Salena D. Bowman-Davis maintains a 54% lifetime approval rate over 8,022 decisions, which sits below the national average of 58%. While this judge's rate is 4 points higher than the local office average, aggregate data describes past patterns, not your individual hearing outcome. Because every case is unique, having a qualified attorney help you prepare for the specific requirements of your hearing can significantly improve your chances of a favorable decision.
This page presents publicly available SSA Office of Hearings Operations disposition data, with no editorial rating or evaluation. ALJs are independent decisionmakers; aggregate statistics describe past patterns, not predictions of how any individual case will be decided. Information here is provided for hearing preparation, not as legal advice.
Approval rates
Comparing a judge's performance to broader benchmarks provides context for your upcoming hearing. Judge Bowman-Davis currently holds a 54% lifetime approval rate, which compares to the NHC Albuquerque office average of 50% and the national average of 58%. These figures are derived from 8,022 lifetime decisions, providing a statistically significant view of past trends. Aggregate rates describe past decisions, not predictions for your individual hearing.
Office- and national-level breakdowns of fully favorable vs denial rates aren't currently published by SSA in the per-office disposition data. The judge's own breakdown is the detail we have today.
Approval rate over time
Year-over-year approval rate across Judge Bowman-Davis's docket. Annual rates fluctuate with the mix of cases SSA assigns; the longer-run pattern is more informative than any single year.
Decision pattern
Over a 4-year tenure, the approval rate for Judge Bowman-Davis has shown a downward trend, moving from 69% in 2016 to 37% in 2019. This pattern reflects a total of 8,022 lifetime decisions across multiple hearing offices. While the latest reporting period indicates a departure from earlier, higher approval levels, such shifts often correlate with changes in case complexity or evidence standards. This trend suggests a more rigorous evaluation process in recent years.
Preparing for an SSDI hearing
The guidance below applies to any SSDI hearing, not specifically to Judge Bowman-Davis's bench. Judge-specific preparation guidance requires a corpus of public Appeals Council decisions involving each judge, which we haven't built yet.
- Bring a clean treating-physician record. Longitudinal primary-care or specialist notes spanning the disability period, with consistent symptom documentation, are typically the strongest evidence at hearing. A single month's records usually aren't enough.
- Don't rely on consultative exams alone. If your medical evidence is built primarily around a one-time CE finding, expect detailed questioning.
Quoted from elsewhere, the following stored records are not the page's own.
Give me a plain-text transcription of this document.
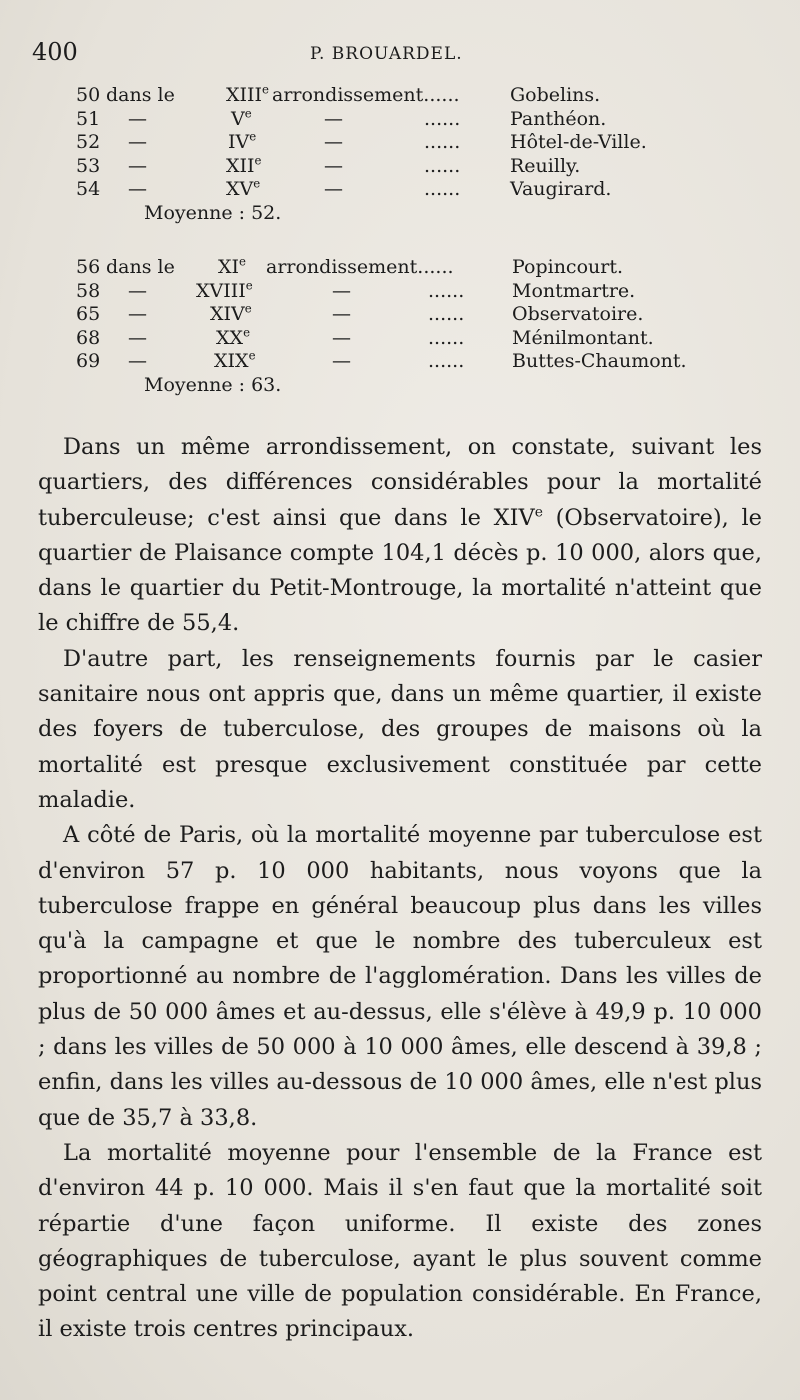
400	P. BROUARDEL.
50 dans le	XIIIe arrondissement......	Gobelins.
51 —	Ve	—	......	Panthéon.
52 —	IVe	—	......	Hôtel-de-Ville.
53 —	XIIe	—	......	Reuilly.
54 —	XVe	—	......	Vaugirard.
Moyenne : 52.
56 dans le XIe arrondissement......	Popincourt.
58 —	XVIIIe	—	......	Montmartre.
65 —	XIVe	—	......	Observatoire.
68 —	XXe	—	......	Ménilmontant.
69 —	XIXe	—	......	Buttes-Chaumont.
Moyenne : 63.

Dans un même arrondissement, on constate, suivant les quartiers, des différences considérables pour la mortalité tuberculeuse; c'est ainsi que dans le XIVe (Observatoire), le quartier de Plaisance compte 104,1 décès p. 10 000, alors que, dans le quartier du Petit-Montrouge, la mortalité n'atteint que le chiffre de 55,4.

D'autre part, les renseignements fournis par le casier sanitaire nous ont appris que, dans un même quartier, il existe des foyers de tuberculose, des groupes de maisons où la mortalité est presque exclusivement constituée par cette maladie.

A côté de Paris, où la mortalité moyenne par tuberculose est d'environ 57 p. 10 000 habitants, nous voyons que la tuberculose frappe en général beaucoup plus dans les villes qu'à la campagne et que le nombre des tuberculeux est proportionné au nombre de l'agglomération. Dans les villes de plus de 50 000 âmes et au-dessus, elle s'élève à 49,9 p. 10 000 ; dans les villes de 50 000 à 10 000 âmes, elle descend à 39,8 ; enfin, dans les villes au-dessous de 10 000 âmes, elle n'est plus que de 35,7 à 33,8.

La mortalité moyenne pour l'ensemble de la France est d'environ 44 p. 10 000. Mais il s'en faut que la mortalité soit répartie d'une façon uniforme. Il existe des zones géographiques de tuberculose, ayant le plus souvent comme point central une ville de population considérable. En France, il existe trois centres principaux.
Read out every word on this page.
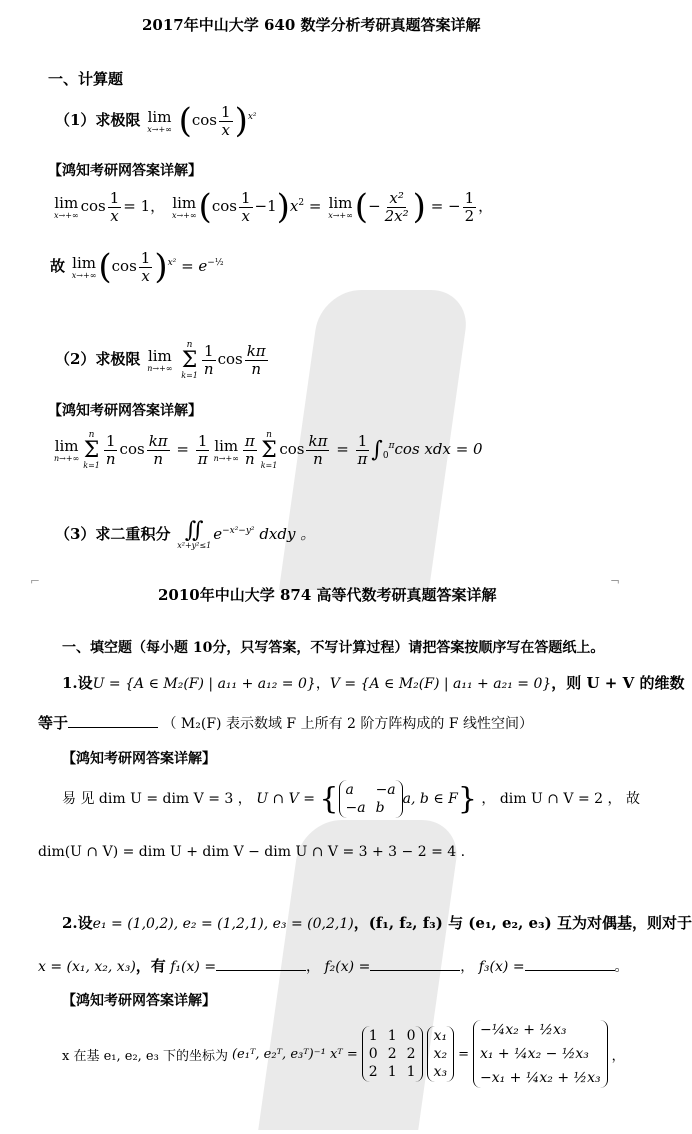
2017年中山大学 640 数学分析考研真题答案详解
一、计算题
（1）求极限 lim
x→+∞ $(\cos \frac{1}{x} )^{x^2}$
【鸿知考研网答案详解】
lim
x→+∞
$\cos \frac{1}{x} = 1$， lim
x→+∞ $(\cos \frac{1}{x} -1)x^2 = \lim$
x→+∞ (− $\frac{\text{x²}}{\text{2x²}}$ ) = − $\frac{1}{2}$ ，
故 lim
x→+∞ $(\cos \frac{1}{x} )^{x^2} = e^{-\frac{1}{2}}$
（2）求极限 lim
n→+∞

n
Σ
$k=1 \frac{1}{n}$ $\cos \frac{k\pi}{n}$
【鸿知考研网答案详解】
lim
n→+∞
n
Σ
$k=1 \frac{1}{n}$ $\cos \frac{k\pi}{n} = \frac{1}{\pi}$ lim
$n\to+\infty \frac{\pi}{n}$ n
Σ
k=1
$\cos \frac{k\pi}{n} = \frac{1}{\pi} \int_0^\pi\cos$ xdx = 0
（3）求二重积分 ∬
x²+y²≤1
$e^{-x^2-y^2}$ dxdy 。
⌐	¬
2010年中山大学 874 高等代数考研真题答案详解
一、填空题（每小题 10分，只写答案，不写计算过程）请把答案按顺序写在答题纸上。
1.设U = {A ∈ M₂(F) | a₁₁ + a₁₂ = 0}，V = {A ∈ M₂(F) | a₁₁ + a₂₁ = 0}，则 U + V 的维数
等于	（ M₂(F) 表示数域 F 上所有 2 阶方阵构成的 F 线性空间）
【鸿知考研网答案详解】
易 见 dim U = dim V = 3 ， U ∩ V = { a	−a
−a b
a, b ∈ F} ， dim U ∩ V = 2 ， 故
dim(U ∩ V) = dim U + dim V − dim U ∩ V = 3 + 3 − 2 = 4 .
2.设e₁ = (1,0,2), e₂ = (1,2,1), e₃ = (0,2,1)，(f₁, f₂, f₃) 与 (e₁, e₂, e₃) 互为对偶基，则对于
x = (x₁, x₂, x₃)，有 f₁(x) =	， f₂(x) =	， f₃(x) =	。
【鸿知考研网答案详解】
x 在基 e₁, e₂, e₃ 下的坐标为 (e₁ᵀ, e₂ᵀ, e₃ᵀ)⁻¹ xᵀ =
1 1 0
0 2 2
2 1 1
x₁
x₂
x₃
=
−¼x₂ + ½x₃
x₁ + ¼x₂ − ½x₃
−x₁ + ¼x₂ + ½x₃
，
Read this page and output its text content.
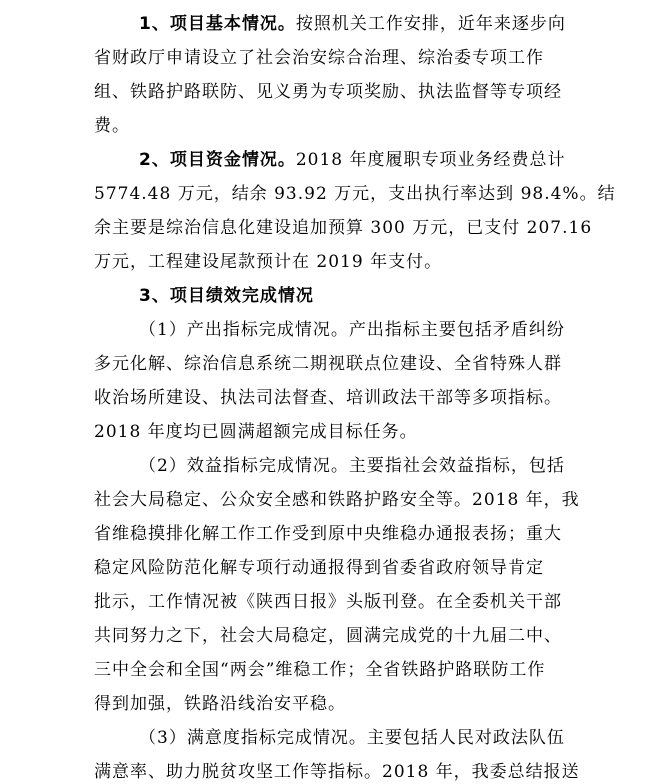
1、项目基本情况。按照机关工作安排，近年来逐步向
省财政厅申请设立了社会治安综合治理、综治委专项工作
组、铁路护路联防、见义勇为专项奖励、执法监督等专项经
费。
2、项目资金情况。2018 年度履职专项业务经费总计
5774.48 万元，结余 93.92 万元，支出执行率达到 98.4%。结
余主要是综治信息化建设追加预算 300 万元，已支付 207.16
万元，工程建设尾款预计在 2019 年支付。
3、项目绩效完成情况
（1）产出指标完成情况。产出指标主要包括矛盾纠纷
多元化解、综治信息系统二期视联点位建设、全省特殊人群
收治场所建设、执法司法督查、培训政法干部等多项指标。
2018 年度均已圆满超额完成目标任务。
（2）效益指标完成情况。主要指社会效益指标，包括
社会大局稳定、公众安全感和铁路护路安全等。2018 年，我
省维稳摸排化解工作工作受到原中央维稳办通报表扬；重大
稳定风险防范化解专项行动通报得到省委省政府领导肯定
批示，工作情况被《陕西日报》头版刊登。在全委机关干部
共同努力之下，社会大局稳定，圆满完成党的十九届二中、
三中全会和全国“两会”维稳工作；全省铁路护路联防工作
得到加强，铁路沿线治安平稳。
（3）满意度指标完成情况。主要包括人民对政法队伍
满意率、助力脱贫攻坚工作等指标。2018 年，我委总结报送
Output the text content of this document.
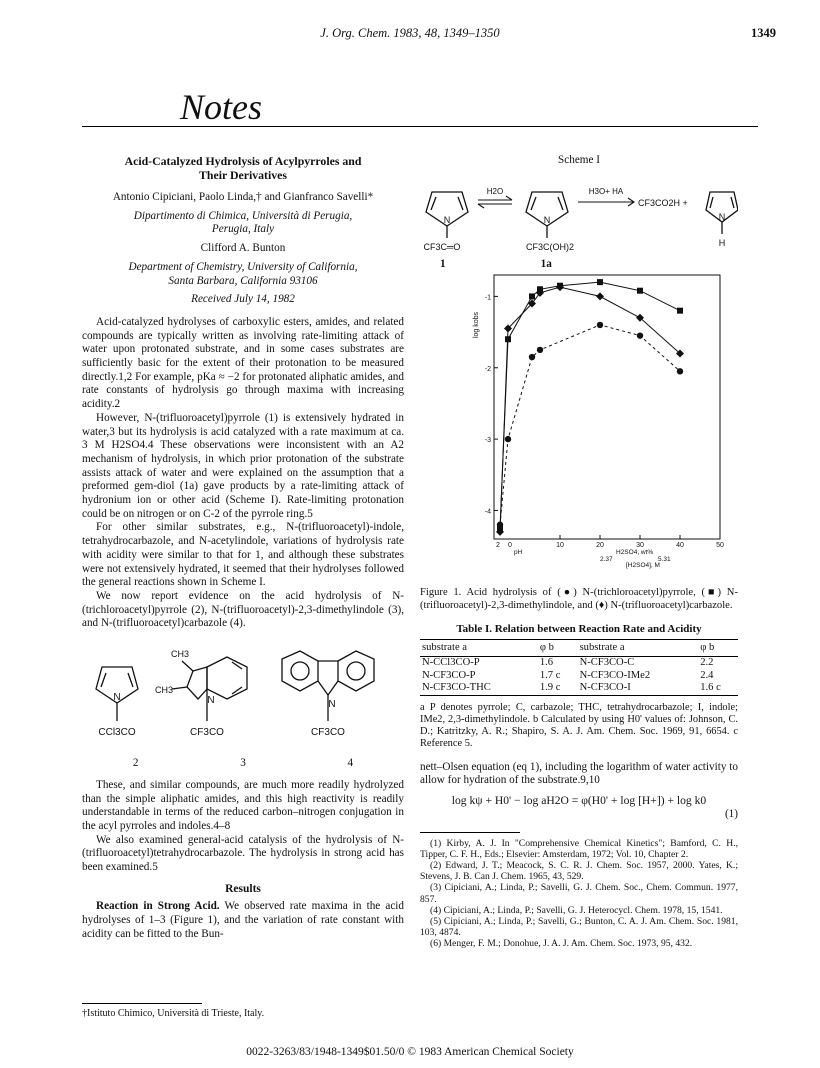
J. Org. Chem. 1983, 48, 1349–1350	1349
Notes
Acid-Catalyzed Hydrolysis of Acylpyrroles and
Their Derivatives
Antonio Cipiciani, Paolo Linda,† and Gianfranco Savelli*
Dipartimento di Chimica, Università di Perugia,
Perugia, Italy
Clifford A. Bunton
Department of Chemistry, University of California,
Santa Barbara, California 93106
Received July 14, 1982

Acid-catalyzed hydrolyses of carboxylic esters, amides, and related compounds are typically written as involving rate-limiting attack of water upon protonated substrate, and in some cases substrates are sufficiently basic for the extent of their protonation to be measured directly.1,2 For example, pKa ≈ −2 for protonated aliphatic amides, and rate constants of hydrolysis go through maxima with increasing acidity.2

However, N-(trifluoroacetyl)pyrrole (1) is extensively hydrated in water,3 but its hydrolysis is acid catalyzed with a rate maximum at ca. 3 M H2SO4.4 These observations were inconsistent with an A2 mechanism of hydrolysis, in which prior protonation of the substrate assists attack of water and were explained on the assumption that a preformed gem-diol (1a) gave products by a rate-limiting attack of hydronium ion or other acid (Scheme I). Rate-limiting protonation could be on nitrogen or on C-2 of the pyrrole ring.5

For other similar substrates, e.g., N-(trifluoroacetyl)-indole, tetrahydrocarbazole, and N-acetylindole, variations of hydrolysis rate with acidity were similar to that for 1, and although these substrates were not extensively hydrated, it seemed that their hydrolyses followed the general reactions shown in Scheme I.

We now report evidence on the acid hydrolysis of N-(trichloroacetyl)pyrrole (2), N-(trifluoroacetyl)-2,3-dimethylindole (3), and N-(trifluoroacetyl)carbazole (4).

N
CCl3CO
CH3
CH3
N
CF3CO
N
CF3CO
2	3	4

These, and similar compounds, are much more readily hydrolyzed than the simple aliphatic amides, and this high reactivity is readily understandable in terms of the reduced carbon–nitrogen conjugation in the acyl pyrroles and indoles.4–8

We also examined general-acid catalysis of the hydrolysis of N-(trifluoroacetyl)tetrahydrocarbazole. The hydrolysis in strong acid has been examined.5

Results

Reaction in Strong Acid. We observed rate maxima in the acid hydrolyses of 1–3 (Figure 1), and the variation of rate constant with acidity can be fitted to the Bun-

†Istituto Chimico, Università di Trieste, Italy.
Scheme I
N
CF3C═O
H2O
N
CF3C(OH)2
H3O+ HA
CF3CO2H +
N
H
1	1a
log kobs
-1
-2
-3
-4
10	20	30	40	50
2 0
pH	H2SO4, wt%
2.37	5.31
[H2SO4], M
Figure 1. Acid hydrolysis of (●) N-(trichloroacetyl)pyrrole, (■) N-(trifluoroacetyl)-2,3-dimethylindole, and (♦) N-(trifluoroacetyl)carbazole.
Table I. Relation between Reaction Rate and Acidity
substrate a	φ b	substrate a	φ b
N-CCl3CO-P	1.6	N-CF3CO-C	2.2
N-CF3CO-P	1.7 c	N-CF3CO-IMe2	2.4
N-CF3CO-THC	1.9 c	N-CF3CO-I	1.6 c
a P denotes pyrrole; C, carbazole; THC, tetrahydrocarbazole; I, indole; IMe2, 2,3-dimethylindole. b Calculated by using H0' values of: Johnson, C. D.; Katritzky, A. R.; Shapiro, S. A. J. Am. Chem. Soc. 1969, 91, 6654. c Reference 5.

nett–Olsen equation (eq 1), including the logarithm of water activity to allow for hydration of the substrate.9,10

log kψ + H0' − log aH2O = φ(H0' + log [H+]) + log k0
(1)
(1) Kirby, A. J. In "Comprehensive Chemical Kinetics"; Bamford, C. H., Tipper, C. F. H., Eds.; Elsevier: Amsterdam, 1972; Vol. 10, Chapter 2.
(2) Edward, J. T.; Meacock, S. C. R. J. Chem. Soc. 1957, 2000. Yates, K.; Stevens, J. B. Can J. Chem. 1965, 43, 529.
(3) Cipiciani, A.; Linda, P.; Savelli, G. J. Chem. Soc., Chem. Commun. 1977, 857.
(4) Cipiciani, A.; Linda, P.; Savelli, G. J. Heterocycl. Chem. 1978, 15, 1541.
(5) Cipiciani, A.; Linda, P.; Savelli, G.; Bunton, C. A. J. Am. Chem. Soc. 1981, 103, 4874.
(6) Menger, F. M.; Donohue, J. A. J. Am. Chem. Soc. 1973, 95, 432.
0022-3263/83/1948-1349$01.50/0 © 1983 American Chemical Society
Supplement with treating-source statements where possible.
- Prepare for daily-activity questions. Have honest, specific answers about a typical day. Answers that conflict with the medical record (in either direction) tend to hurt credibility.
- Expect transferable-skills probing. A vocational expert will usually testify about jobs available to someone with your limitations. Your representative should be prepared to cross-examine.
Hearing with Judge Bowman-Davis? A free benefit check tells you if you qualify.
Check My BenefitsAbout the Nhc Albuquerque hearing office
The NHC Albuquerque Hearing Office serves you and other claimants throughout New Mexico and surrounding regions. This office manages a high volume of cases with a bench of 6 judges and a current office-wide approval rate of 50%. You can expect a formal administrative process focused on medical documentation and vocational testimony. You can visit the NHC Albuquerque Hearing Office page for the full ALJ roster.
Other judges at this hearing office
The Social Security Administration utilizes a workload-balancing algorithm to assign cases, meaning you cannot choose your judge. At the NHC Albuquerque office, the bench includes 6 judges with lifetime approval rates ranging from 41% to 61%. Because case assignment is essentially random, you should focus on the strength of your medical evidence rather than the specific judge assigned. You can find more information on the office's roster on the NHC Albuquerque Hearing Office page.